I know that fifth and higher order polynomial equations cannot be solved in terms of radicals in general. My question is about two special cases and I’m not sure where to look. I’m interested in solutions to
ax^n + bx + c = 0 (n > 4)
ax^n + bx^2 + c (n > 4 and odd)
That is equations with only the nth, first, and zeroth power terms or
only the the nth, second, and zeroth power terms.
(And yes I know
if a, b, or c = 0 or they have easy solutions
if n is even in the second case, it’s the same as the first case for x^2)
Can either of these be solved in general (for real coefficients if it matters).
This isn’t homework which for me ended some 30+ years ago.

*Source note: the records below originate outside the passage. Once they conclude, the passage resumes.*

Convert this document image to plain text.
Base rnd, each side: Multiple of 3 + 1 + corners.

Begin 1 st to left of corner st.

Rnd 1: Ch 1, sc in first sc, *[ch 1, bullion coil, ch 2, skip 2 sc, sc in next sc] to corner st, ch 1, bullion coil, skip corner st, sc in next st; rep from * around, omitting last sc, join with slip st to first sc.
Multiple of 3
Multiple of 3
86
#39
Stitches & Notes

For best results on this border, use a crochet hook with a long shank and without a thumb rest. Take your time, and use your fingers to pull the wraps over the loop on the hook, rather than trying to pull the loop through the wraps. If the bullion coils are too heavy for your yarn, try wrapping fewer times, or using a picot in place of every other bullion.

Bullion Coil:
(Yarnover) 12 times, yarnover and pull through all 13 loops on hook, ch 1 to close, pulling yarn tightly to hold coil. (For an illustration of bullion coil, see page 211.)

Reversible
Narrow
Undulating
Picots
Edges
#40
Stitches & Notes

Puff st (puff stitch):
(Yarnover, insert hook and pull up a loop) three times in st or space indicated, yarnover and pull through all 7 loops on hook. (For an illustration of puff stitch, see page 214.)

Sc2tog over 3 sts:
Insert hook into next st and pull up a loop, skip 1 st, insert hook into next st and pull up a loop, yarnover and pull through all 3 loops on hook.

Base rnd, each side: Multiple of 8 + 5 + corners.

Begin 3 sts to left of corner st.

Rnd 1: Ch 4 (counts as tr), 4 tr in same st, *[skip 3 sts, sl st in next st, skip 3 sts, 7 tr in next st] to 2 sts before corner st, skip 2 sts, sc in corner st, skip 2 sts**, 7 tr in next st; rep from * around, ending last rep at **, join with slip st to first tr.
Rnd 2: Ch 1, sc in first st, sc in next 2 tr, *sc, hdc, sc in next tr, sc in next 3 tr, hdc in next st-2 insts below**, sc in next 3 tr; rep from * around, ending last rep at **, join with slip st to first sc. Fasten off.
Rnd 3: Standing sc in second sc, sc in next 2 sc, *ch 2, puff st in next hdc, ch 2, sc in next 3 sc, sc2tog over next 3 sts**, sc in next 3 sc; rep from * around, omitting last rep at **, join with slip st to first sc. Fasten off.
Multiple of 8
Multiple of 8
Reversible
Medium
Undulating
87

If by “can be solved” you mean “can be solved in radicals”, then for the first, the answer is no. x[sup]5[/sup] - x - 1 is an example of a polynomial whose roots don’t lie in the closure of the rationals by radicals.
Actually I’m interested in can the answer be expressed in “closed form” that is using commonly defined functions. I suspect this means the same thing, but am not sure. I realize that “commonly defined functions” is a rather loose term so I didn’t use it at first as I suspected the answers are the same in either case.
For the purposes that you’re asking, x^5 - x - 1 can’t be solved. One can define new functions expressly for the purpose of solving problems like that, but then, one can do that for any problem at all.
Incidentally, I said this only answered your first question, but it answers your second question as well, by your own observation: replacing x by x[sup]2[/sup], we also find that x[sup]10[/sup] - x[sup]2[/sup] - 1 has no roots in the radical closure of the field of rationals.
That’s not quite enough to rule out any “closed form” expression in terms of “commonly defined functions”, in itself, but, while I don’t know any proof offhand, I am confident that even adding the natural exponential and logarithm (and, via those, the trigonometric functions and their inverses) is not enough to get the roots of this polynomial.
It doesn’t answer my second question, quite, since I specified n odd in that case specifically because I realized that ax[sup]2n[/sup] + bx[sup]2[/sup]+c was equivalent in x[sup]2[/sup] to the first case. But I’m guessing those can’t be solved either.
Probably what you want are the so-called elementary functions; these are just what I referred to before, what you can build out of the field operations plus the natural exponential and logarithm. But they include pretty much any function I’ve ever seen considered to be in closed-form in, say, a college calculus class.
Eh, depending on the application, one might also consider the Bessel functions, or the Beta and Gamma functions, or the elliptic functions, or a few other usual suspects, to be “closed-form”. As in, once you’ve gotten the answer down to one of those, you can be sure that you’re not simplifying it any further to get rid of those special functions, so you might as well be happy with what you have.
Sure. As you said, and as I’ve often argumentatively stressed myself, depending on the application, you may find call to take different things to count as closed-form, anything at all being closed-form from some point of view.
But, if one wants to draw a precise circle around what the OP probably has already in mind, then I think the elementary functions capture well the demarcation between what you’d see presented as a closed-form expression in a typical undergraduate basic calculus class and what you wouldn’t. I doubt the OP has Bessel functions in mind, for example, any more than they have Bring radicals in mind.
If you’re interested in solutions by radicals, then it’s necessary and sufficient that Gal(K/Q) be solvable, where K is the splitting field of your rational polynomial f(X). (The proof is essentially just noting that a “radical” extension L’/L has Gal(L’/L) cyclic, and K is a tower of such extensions.) Since S_n isn’t solvable for n > 4, a general nth degree polynomial for n > 4 isn’t solvable by radicals, but some individual polynomials are.
If you’re talking about adding in a set of special functions instead of just extensions by radicals, then you might be able to do a similar analysis by considering your polynomials over some new base field K’ and classifying all Galois extensions L’/K’ that meet whatever the new criteria replacing solvability is. Differential Galois theory sounds closer to what you’re looking for, but I don’t know much about the subject.
Actually Bessle functions would be fine, though I doubt they’d help here at all. I’d take, say any function in Abromowitz and Stegum (sp?) though I can’t imagine any would help with polynomials. I think of all those as helping with differential equations.